A system of inequalities is a set of two or more inequalities that share the same variables. The solution is the set of all points that satisfy all inequalities in the system.

To graph a system of inequalities, first graph each inequality as if it were an equation. Use a dashed line for < or > and a solid line for ≤ or ≥. Then, shade the region that satisfies the inequality. The solution is where the shaded regions overlap.

A solid line indicates that the points on the line are included in the solution set, meaning the inequality is ≤ or ≥.

A dashed line indicates that the points on the line are not included in the solution set, meaning the inequality is < or >.

To determine if a point is a solution, substitute the coordinates of the point into each inequality. If the point satisfies all inequalities, it is a solution.

The intersection of shaded regions represents the set of all solutions that satisfy all inequalities in the system.

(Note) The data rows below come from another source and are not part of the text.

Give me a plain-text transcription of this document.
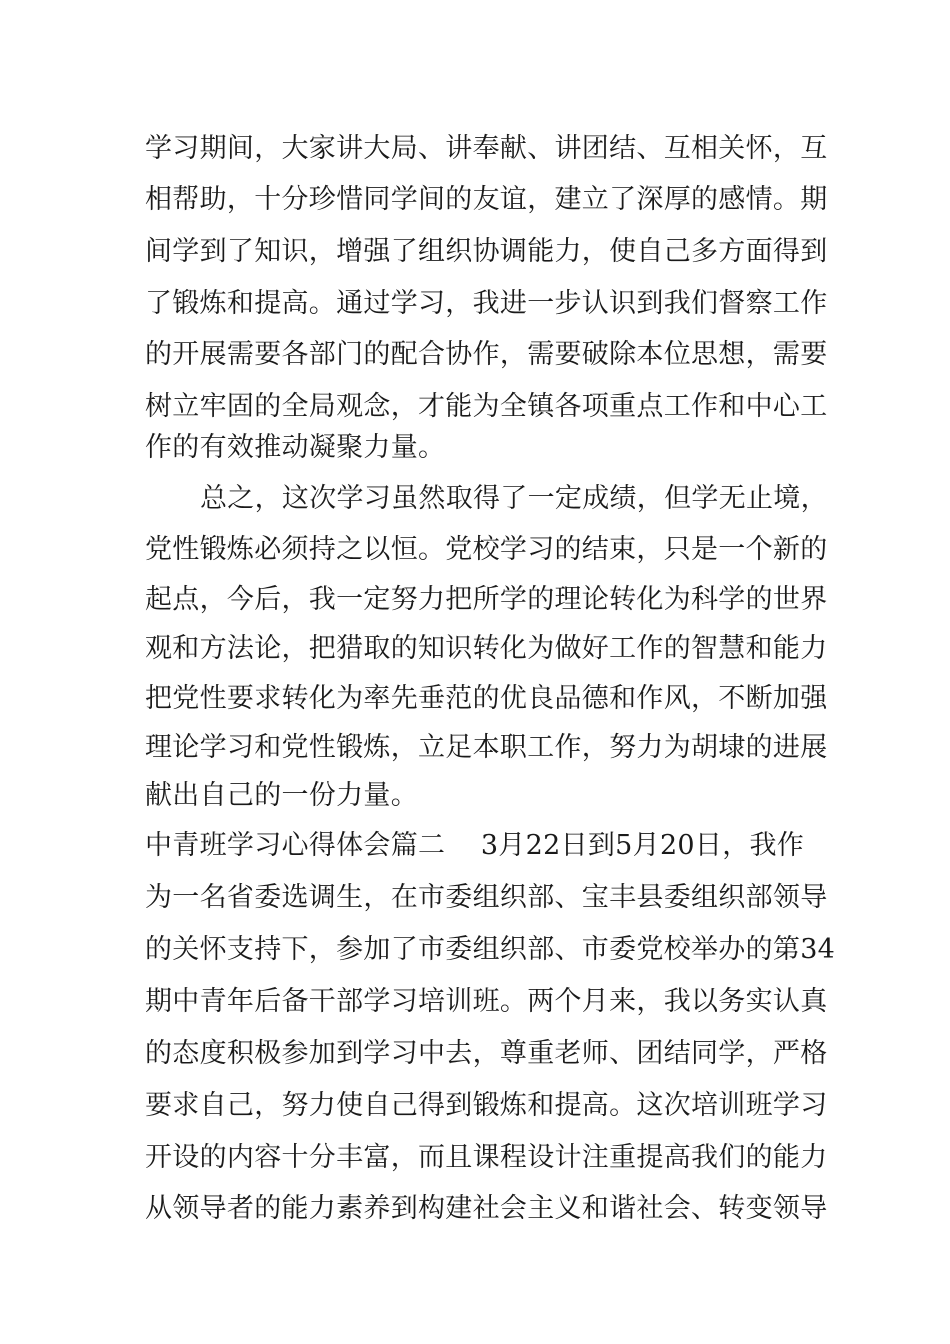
学习期间，大家讲大局、讲奉献、讲团结、互相关怀，互
相帮助，十分珍惜同学间的友谊，建立了深厚的感情。期
间学到了知识，增强了组织协调能力，使自己多方面得到
了锻炼和提高。通过学习，我进一步认识到我们督察工作
的开展需要各部门的配合协作，需要破除本位思想，需要
树立牢固的全局观念，才能为全镇各项重点工作和中心工
作的有效推动凝聚力量。
总之，这次学习虽然取得了一定成绩，但学无止境，
党性锻炼必须持之以恒。党校学习的结束，只是一个新的
起点，今后，我一定努力把所学的理论转化为科学的世界
观和方法论，把猎取的知识转化为做好工作的智慧和能力
把党性要求转化为率先垂范的优良品德和作风，不断加强
理论学习和党性锻炼，立足本职工作，努力为胡埭的进展
献出自己的一份力量。
中青班学习心得体会篇二    3月22日到5月20日，我作
为一名省委选调生，在市委组织部、宝丰县委组织部领导
的关怀支持下，参加了市委组织部、市委党校举办的第34
期中青年后备干部学习培训班。两个月来，我以务实认真
的态度积极参加到学习中去，尊重老师、团结同学，严格
要求自己，努力使自己得到锻炼和提高。这次培训班学习
开设的内容十分丰富，而且课程设计注重提高我们的能力
从领导者的能力素养到构建社会主义和谐社会、转变领导
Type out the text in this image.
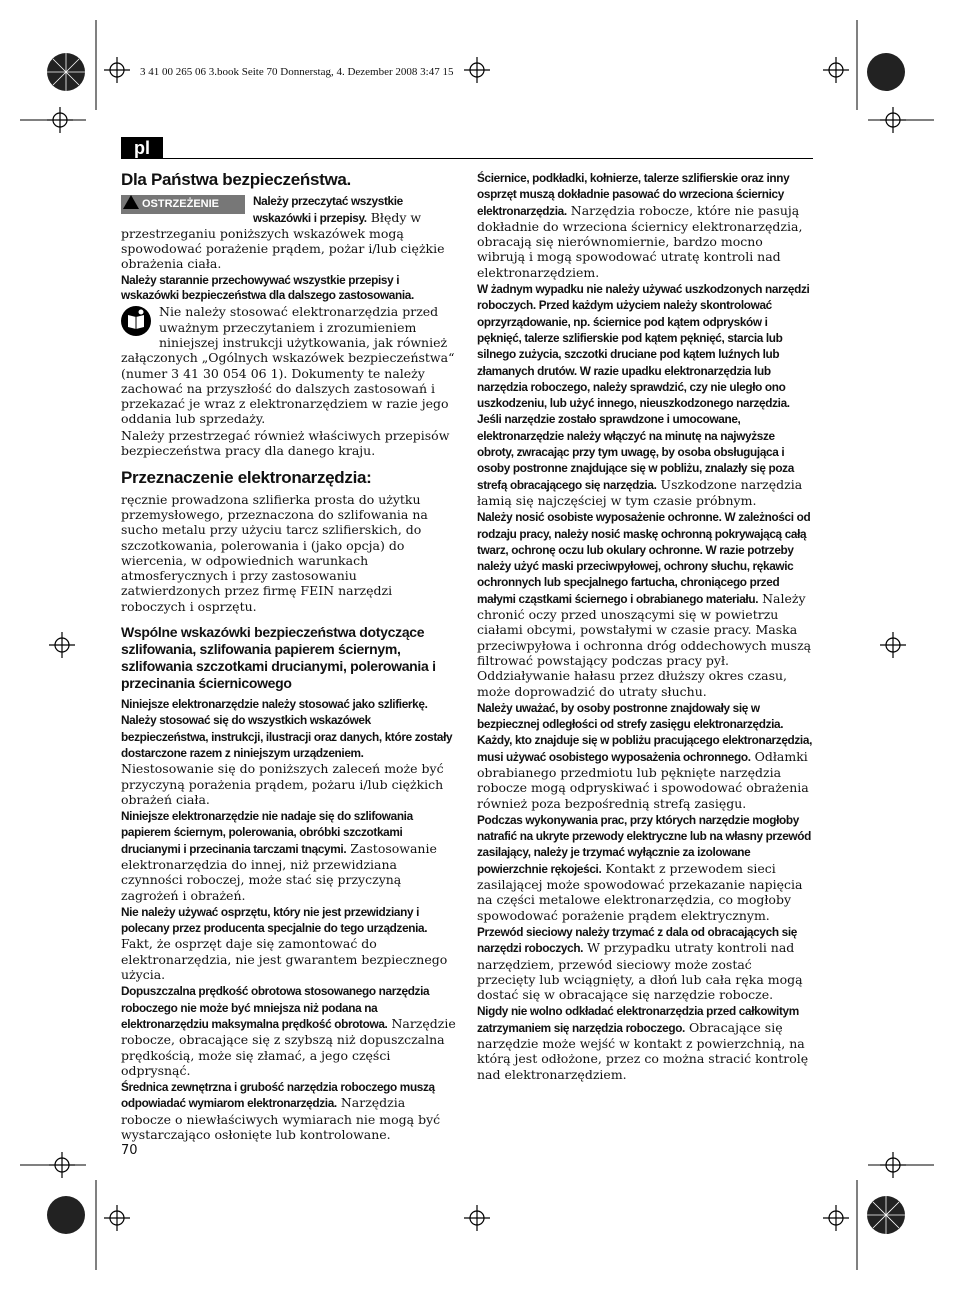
3 41 00 265 06 3.book Seite 70 Donnerstag, 4. Dezember 2008 3:47 15
pl
Dla Państwa bezpieczeństwa.

OSTRZEŻENIE	Należy przeczytać wszystkie wskazówki i przepisy. Błędy w przestrzeganiu poniższych wskazówek mogą spowodować porażenie prądem, pożar i/lub ciężkie obrażenia ciała.

Należy starannie przechowywać wszystkie przepisy i wskazówki bezpieczeństwa dla dalszego zastosowania.

Nie należy stosować elektronarzędzia przed uważnym przeczytaniem i zrozumieniem niniejszej instrukcji użytkowania, jak również załączonych „Ogólnych wskazówek bezpieczeństwa“ (numer 3 41 30 054 06 1). Dokumenty te należy zachować na przyszłość do dalszych zastosowań i przekazać je wraz z elektronarzędziem w razie jego oddania lub sprzedaży.

Należy przestrzegać również właściwych przepisów bezpieczeństwa pracy dla danego kraju.

Przeznaczenie elektronarzędzia:

ręcznie prowadzona szlifierka prosta do użytku przemysłowego, przeznaczona do szlifowania na sucho metalu przy użyciu tarcz szlifierskich, do szczotkowania, polerowania i (jako opcja) do wiercenia, w odpowiednich warunkach atmosferycznych i przy zastosowaniu zatwierdzonych przez firmę FEIN narzędzi roboczych i osprzętu.

Wspólne wskazówki bezpieczeństwa dotyczące szlifowania, szlifowania papierem ściernym, szlifowania szczotkami drucianymi, polerowania i przecinania ściernicowego

Niniejsze elektronarzędzie należy stosować jako szlifierkę. Należy stosować się do wszystkich wskazówek bezpieczeństwa, instrukcji, ilustracji oraz danych, które zostały dostarczone razem z niniejszym urządzeniem. Niestosowanie się do poniższych zaleceń może być przyczyną porażenia prądem, pożaru i/lub ciężkich obrażeń ciała.

Niniejsze elektronarzędzie nie nadaje się do szlifowania papierem ściernym, polerowania, obróbki szczotkami drucianymi i przecinania tarczami tnącymi. Zastosowanie elektronarzędzia do innej, niż przewidziana czynności roboczej, może stać się przyczyną zagrożeń i obrażeń.

Nie należy używać osprzętu, który nie jest przewidziany i polecany przez producenta specjalnie do tego urządzenia. Fakt, że osprzęt daje się zamontować do elektronarzędzia, nie jest gwarantem bezpiecznego użycia.

Dopuszczalna prędkość obrotowa stosowanego narzędzia roboczego nie może być mniejsza niż podana na elektronarzędziu maksymalna prędkość obrotowa. Narzędzie robocze, obracające się z szybszą niż dopuszczalna prędkością, może się złamać, a jego części odprysnąć.

Średnica zewnętrzna i grubość narzędzia roboczego muszą odpowiadać wymiarom elektronarzędzia. Narzędzia robocze o niewłaściwych wymiarach nie mogą być wystarczająco osłonięte lub kontrolowane.

Ściernice, podkładki, kołnierze, talerze szlifierskie oraz inny osprzęt muszą dokładnie pasować do wrzeciona ściernicy elektronarzędzia. Narzędzia robocze, które nie pasują dokładnie do wrzeciona ściernicy elektronarzędzia, obracają się nierównomiernie, bardzo mocno wibrują i mogą spowodować utratę kontroli nad elektronarzędziem.

W żadnym wypadku nie należy używać uszkodzonych narzędzi roboczych. Przed każdym użyciem należy skontrolować oprzyrządowanie, np. ściernice pod kątem odprysków i pęknięć, talerze szlifierskie pod kątem pęknięć, starcia lub silnego zużycia, szczotki druciane pod kątem luźnych lub złamanych drutów. W razie upadku elektronarzędzia lub narzędzia roboczego, należy sprawdzić, czy nie uległo ono uszkodzeniu, lub użyć innego, nieuszkodzonego narzędzia. Jeśli narzędzie zostało sprawdzone i umocowane, elektronarzędzie należy włączyć na minutę na najwyższe obroty, zwracając przy tym uwagę, by osoba obsługująca i osoby postronne znajdujące się w pobliżu, znalazły się poza strefą obracającego się narzędzia. Uszkodzone narzędzia łamią się najczęściej w tym czasie próbnym.

Należy nosić osobiste wyposażenie ochronne. W zależności od rodzaju pracy, należy nosić maskę ochronną pokrywającą całą twarz, ochronę oczu lub okulary ochronne. W razie potrzeby należy użyć maski przeciwpyłowej, ochrony słuchu, rękawic ochronnych lub specjalnego fartucha, chroniącego przed małymi cząstkami ściernego i obrabianego materiału. Należy chronić oczy przed unoszącymi się w powietrzu ciałami obcymi, powstałymi w czasie pracy. Maska przeciwpyłowa i ochronna dróg oddechowych muszą filtrować powstający podczas pracy pył. Oddziaływanie hałasu przez dłuższy okres czasu, może doprowadzić do utraty słuchu.

Należy uważać, by osoby postronne znajdowały się w bezpiecznej odległości od strefy zasięgu elektronarzędzia. Każdy, kto znajduje się w pobliżu pracującego elektronarzędzia, musi używać osobistego wyposażenia ochronnego. Odłamki obrabianego przedmiotu lub pęknięte narzędzia robocze mogą odpryskiwać i spowodować obrażenia również poza bezpośrednią strefą zasięgu.

Podczas wykonywania prac, przy których narzędzie mogłoby natrafić na ukryte przewody elektryczne lub na własny przewód zasilający, należy je trzymać wyłącznie za izolowane powierzchnie rękojeści. Kontakt z przewodem sieci zasilającej może spowodować przekazanie napięcia na części metalowe elektronarzędzia, co mogłoby spowodować porażenie prądem elektrycznym.

Przewód sieciowy należy trzymać z dala od obracających się narzędzi roboczych. W przypadku utraty kontroli nad narzędziem, przewód sieciowy może zostać przecięty lub wciągnięty, a dłoń lub cała ręka mogą dostać się w obracające się narzędzie robocze.

Nigdy nie wolno odkładać elektronarzędzia przed całkowitym zatrzymaniem się narzędzia roboczego. Obracające się narzędzie może wejść w kontakt z powierzchnią, na którą jest odłożone, przez co można stracić kontrolę nad elektronarzędziem.

70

The graph of y < x - 2 is a dashed line with a slope of 1 that crosses the y-axis at -2, with the area below the line shaded.

The graph of y ≥ 3 is a solid horizontal line at y = 3, with the area above the line shaded.

To solve a system of inequalities algebraically, isolate the variable in each inequality and find the range of values that satisfy all inequalities.

The solution set is the region above the line y = 3 and below the line y = -x + 2, where the two regions overlap.